Hydration numbers of biologically relevant divalent metal cations from abinitio molecular dynamics and continuum solvation methods.

Hydration and, in particular, the coordination number of a metal ion is of paramount importance as it defines many of its (bio)physicochemical properties. It is not only essential for understanding its behavior in aqueous solutions but also determines the metal ion reference state and its binding energy to (bio)molecules.
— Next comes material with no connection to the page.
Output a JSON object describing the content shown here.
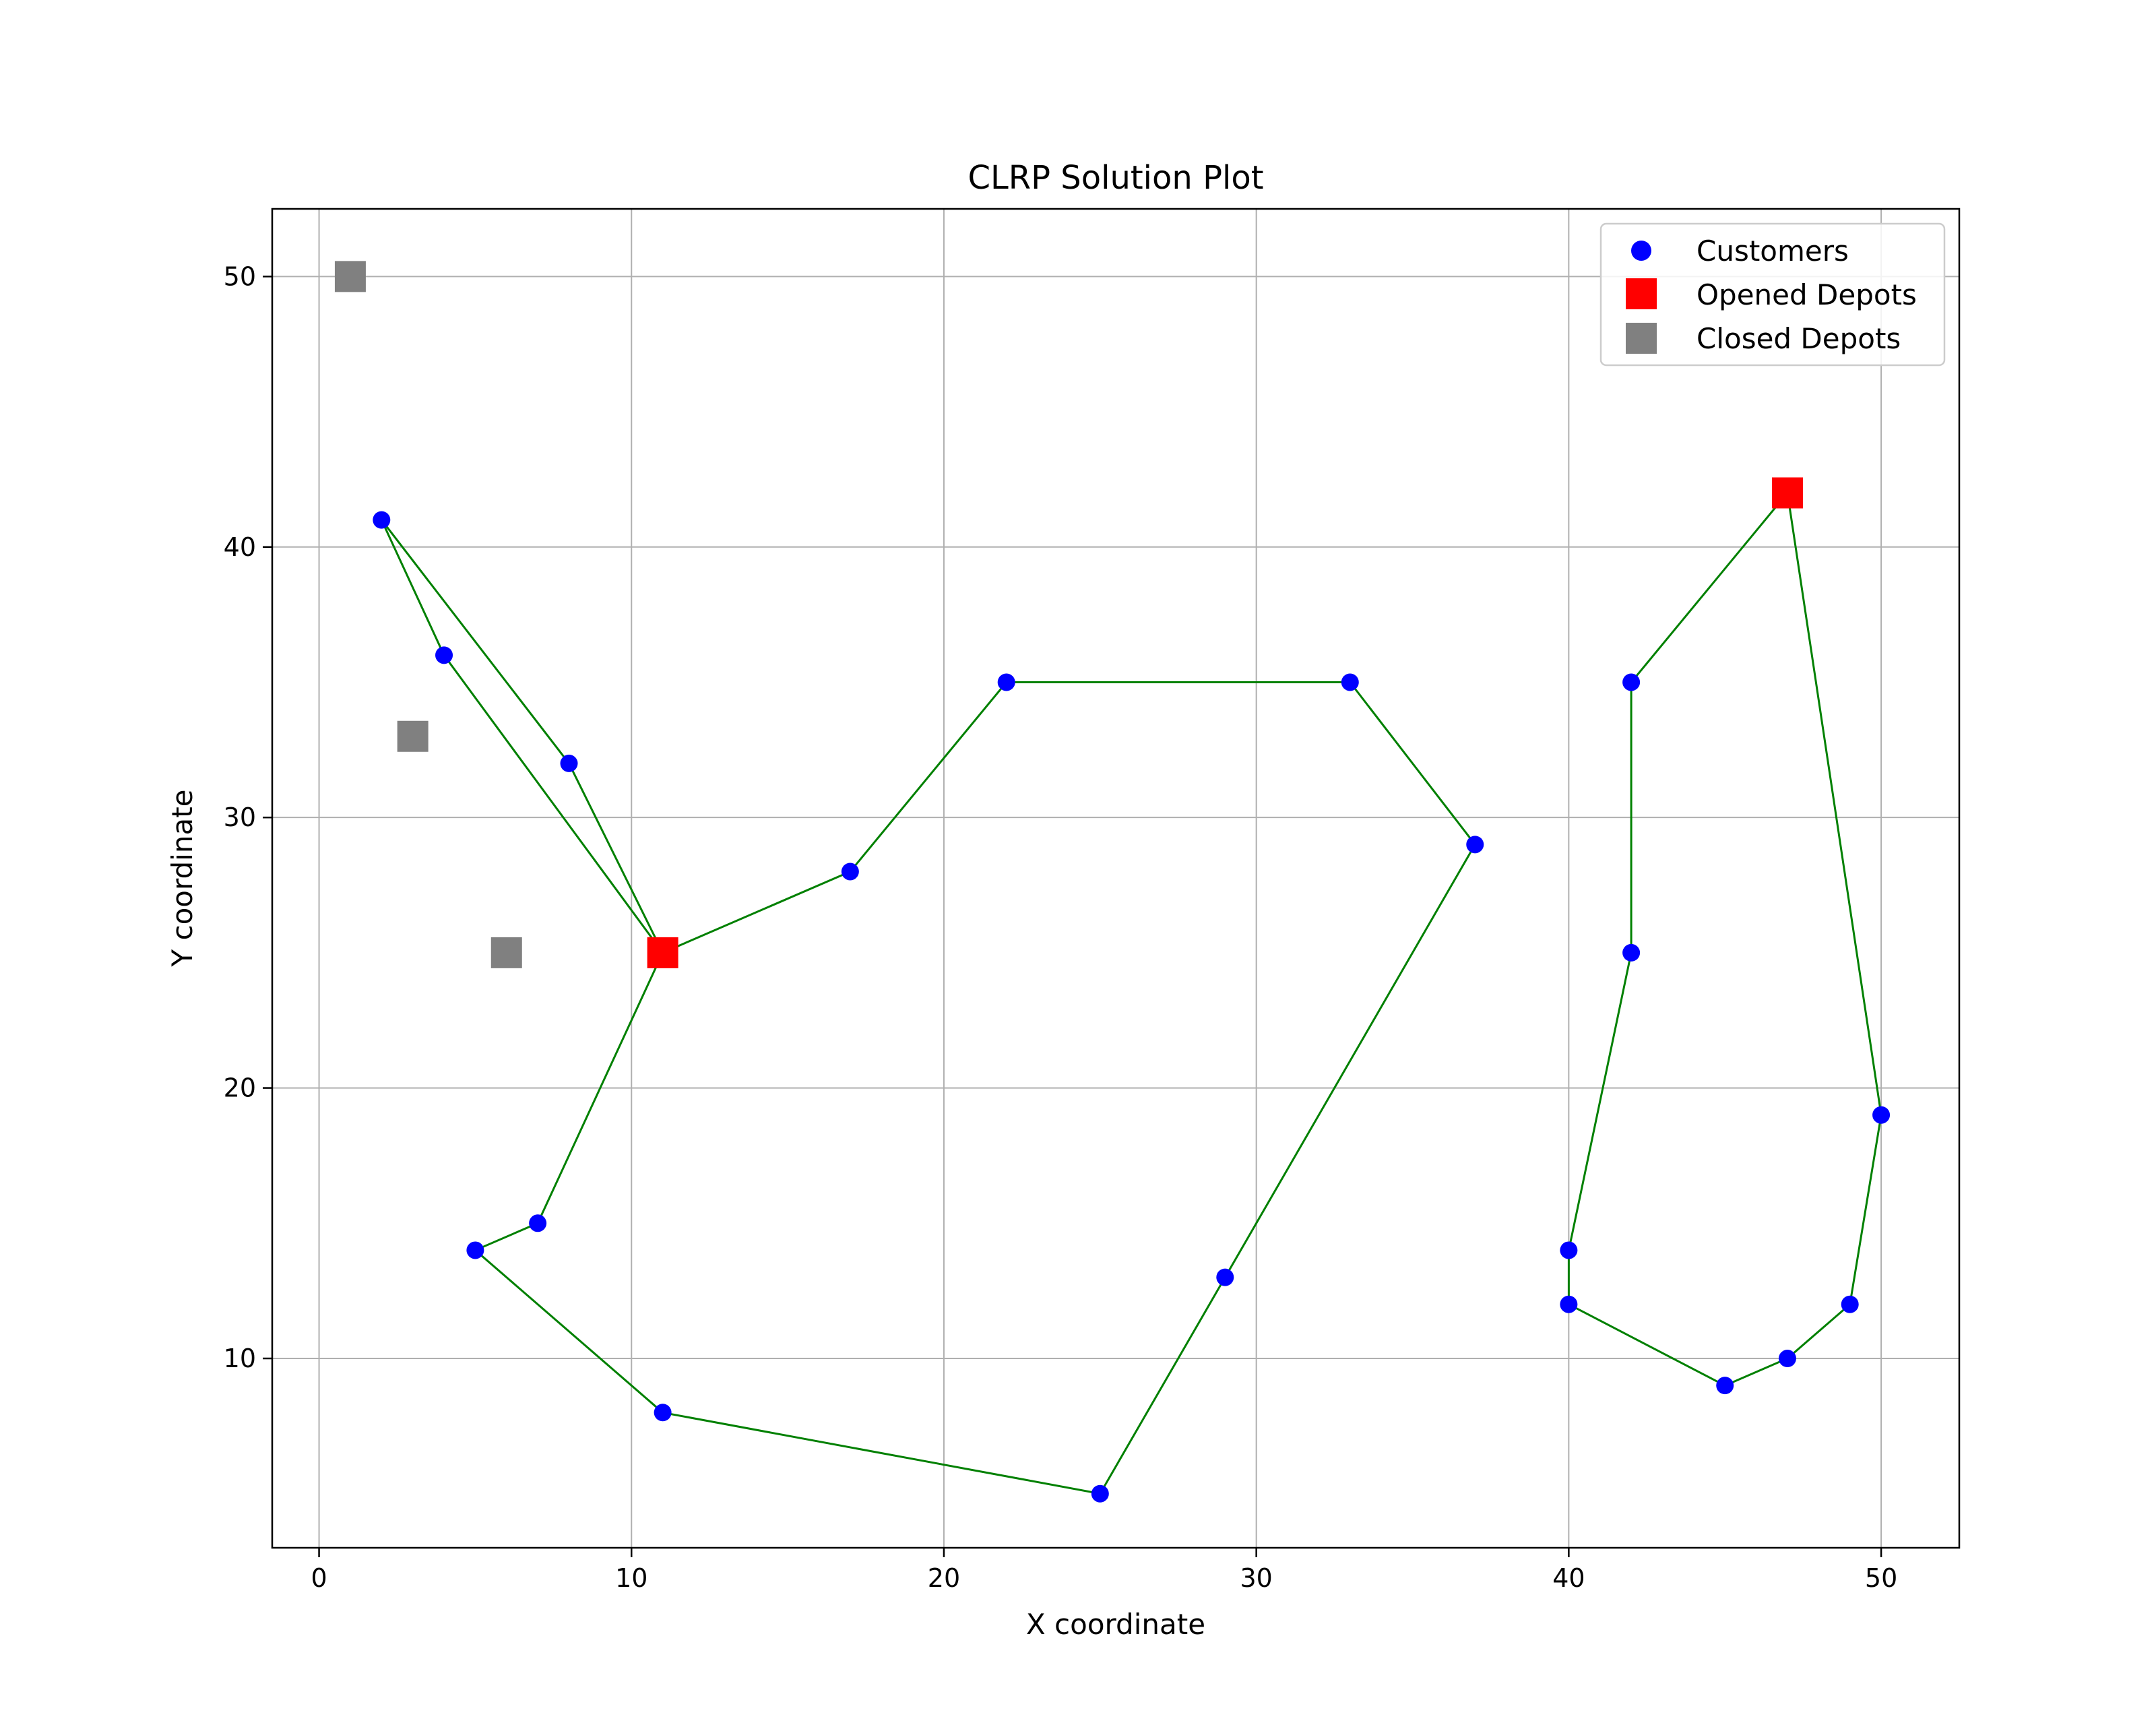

In this paper, for divalent metal cations Ca2+, Cd2+, Cu2+, Fe2+, Hg2+, Mg2+, Ni2+, Pb2+, and Zn2+, we compare two approaches for predicting hydration numbers: (1) a mixed explicit/continuum DFT-D3//COSMO-RS solvation model and (2) density functional theory based abinitio molecular dynamics. The former approach is employed to calculate the Gibbs free energy change for the sequential hydration reactions, starting from [M(H2O)2]2+ aqua complexes to [M(H2O)9]2+, allowing explicit water molecules to bind in the first or second coordination sphere and determining the most stable [M(H2O)n]2+ structure. In the latter approach, the hydration number is obtained by integrating the ion-water radial distribution function. With a couple of exceptions, the metal ion hydration numbers predicted by the two approaches are in mutual agreement, as well as in agreement with the experimental data.